Healing Tracy Morgan vows comeback, worries won't be funny

Tracy Morgan appears on NBC News' "Today" show in New York in this June 1, 2015 handout photo. Morgan, fighting back tears in his first interview since he was injured in a crash with a Wal-Mart truck that killed his friend a year ago, vowed to return to comedy on Monday but said he still needed time to heal. REUTERS/Peter Kramer/NBC/Handout

NEW YORK (Reuters) - An emotional Tracy Morgan, fighting back tears in his first interviews since he was injured in a crash with a Wal-Mart truck that killed his friend a year ago, vowed to return to comedy on Monday but said he wonders whether he can be funny again.

The comedian, who starred in the television show “30 Rock” and the late night comedy sketch “Saturday Night Live,” held a cane and was accompanied by his lawyer as he was interviewed on NBC’s “Today” program.

“I love comedy and I can’t wait to get back to it.

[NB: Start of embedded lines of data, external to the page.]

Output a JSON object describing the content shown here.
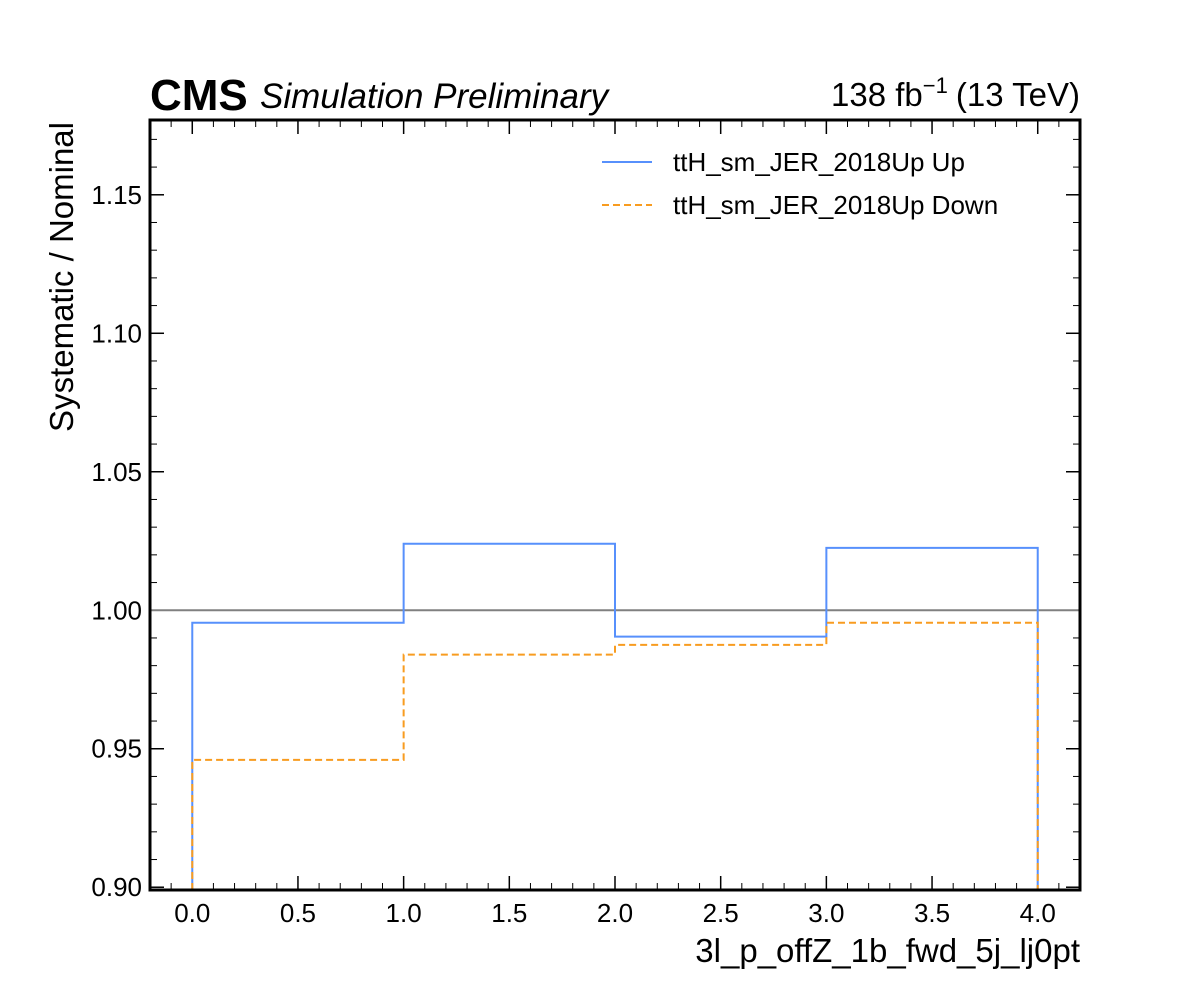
{
  "header": {
    "experiment": "CMS",
    "status": "Simulation Preliminary",
    "lumi_value": "138 fb",
    "lumi_exponent": "−1",
    "lumi_energy": "(13 TeV)"
  },
  "chart_data": {
    "type": "step",
    "xlabel": "3l_p_offZ_1b_fwd_5j_lj0pt",
    "ylabel": "Systematic / Nominal",
    "xlim": [
      -0.2,
      4.2
    ],
    "ylim": [
      0.899,
      1.177
    ],
    "x_ticks": [
      "0.0",
      "0.5",
      "1.0",
      "1.5",
      "2.0",
      "2.5",
      "3.0",
      "3.5",
      "4.0"
    ],
    "y_ticks": [
      "0.90",
      "0.95",
      "1.00",
      "1.05",
      "1.10",
      "1.15"
    ],
    "reference_line": 1.0,
    "bin_edges": [
      0,
      1,
      2,
      3,
      4
    ],
    "legend_position": "top-right",
    "series": [
      {
        "name": "ttH_sm_JER_2018Up Up",
        "color": "#5790fc",
        "style": "solid",
        "values": [
          0.9955,
          1.024,
          0.9905,
          1.0225
        ]
      },
      {
        "name": "ttH_sm_JER_2018Up Down",
        "color": "#f89c20",
        "style": "dashed",
        "values": [
          0.946,
          0.984,
          0.9875,
          0.9955
        ]
      }
    ],
    "reference_color": "#808080"
  }
}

But right now my goal is just to heal and get better because I‘m not 100 percent yet,” Morgan said. “And when I‘m there, you’ll know it. I’ll get back to making you laugh, I promise you.”

In an additional interview aired later on “NBC Nightly News,” he said he has good days and bad days and is fearful about the future.

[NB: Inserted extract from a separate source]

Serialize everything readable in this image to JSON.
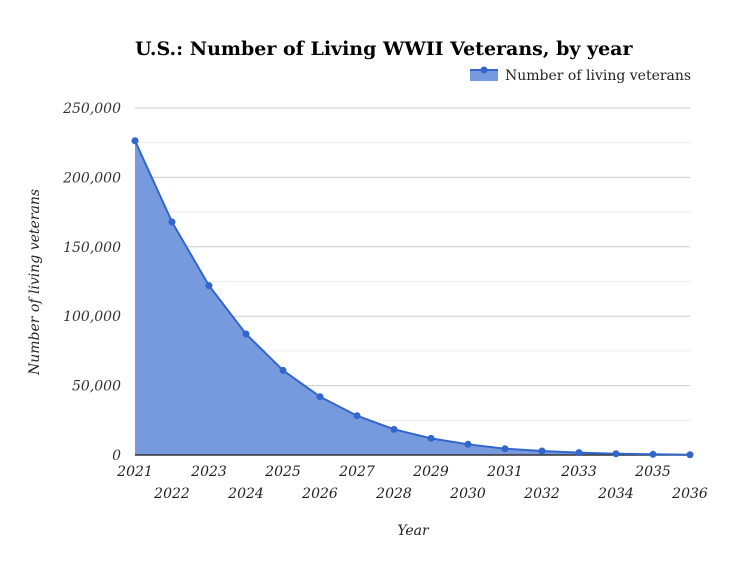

”I wonder how I‘m gonna be funny again,“ Morgan said. ”Remembering my identity, what do I do?

“Sometimes I don’t feel well, sometimes emotionally I don’t feel well.”

Shortly after the morning interview, in his first Twitter post since the accident, Morgan said to his more than 3 million followers: “It’s been a year. Just wanted to say thank you for all your love and support. Will see you soon.”

Morgan, 46, and others who were injured in the June 7 crash on the New Jersey Turnpike, which killed comedian James “Jimmy Mack” McNair, reached an out-of-court settlement with Wal-Mart, the world’s largest retailer last week.

The company said it was deeply sorry about the accident but settlement terms were not disclosed.

Morgan suffered a serious head injury and broken bones and was left in a coma. He spent months recuperating and still suffers headaches and nosebleeds but said the loss of his friend was the hardest burden to bear.

“Bones heal but the loss of my friend will never heal because we knew each other a long time,” Morgan said, his eyes filling with tears. “But I am happy that Wal-Mart stepped up to the plate in a tremendous way and they took full responsibility.”

McNair’s children, Danita and Jamel, settled their lawsuit against Wal-Mart in January for $10 million.

Benedict Morelli, Morgan’s lawyer, said Wal-Mart Chief Executive Doug McMillon planned to meet with the comedian this week to deliver a personal apology.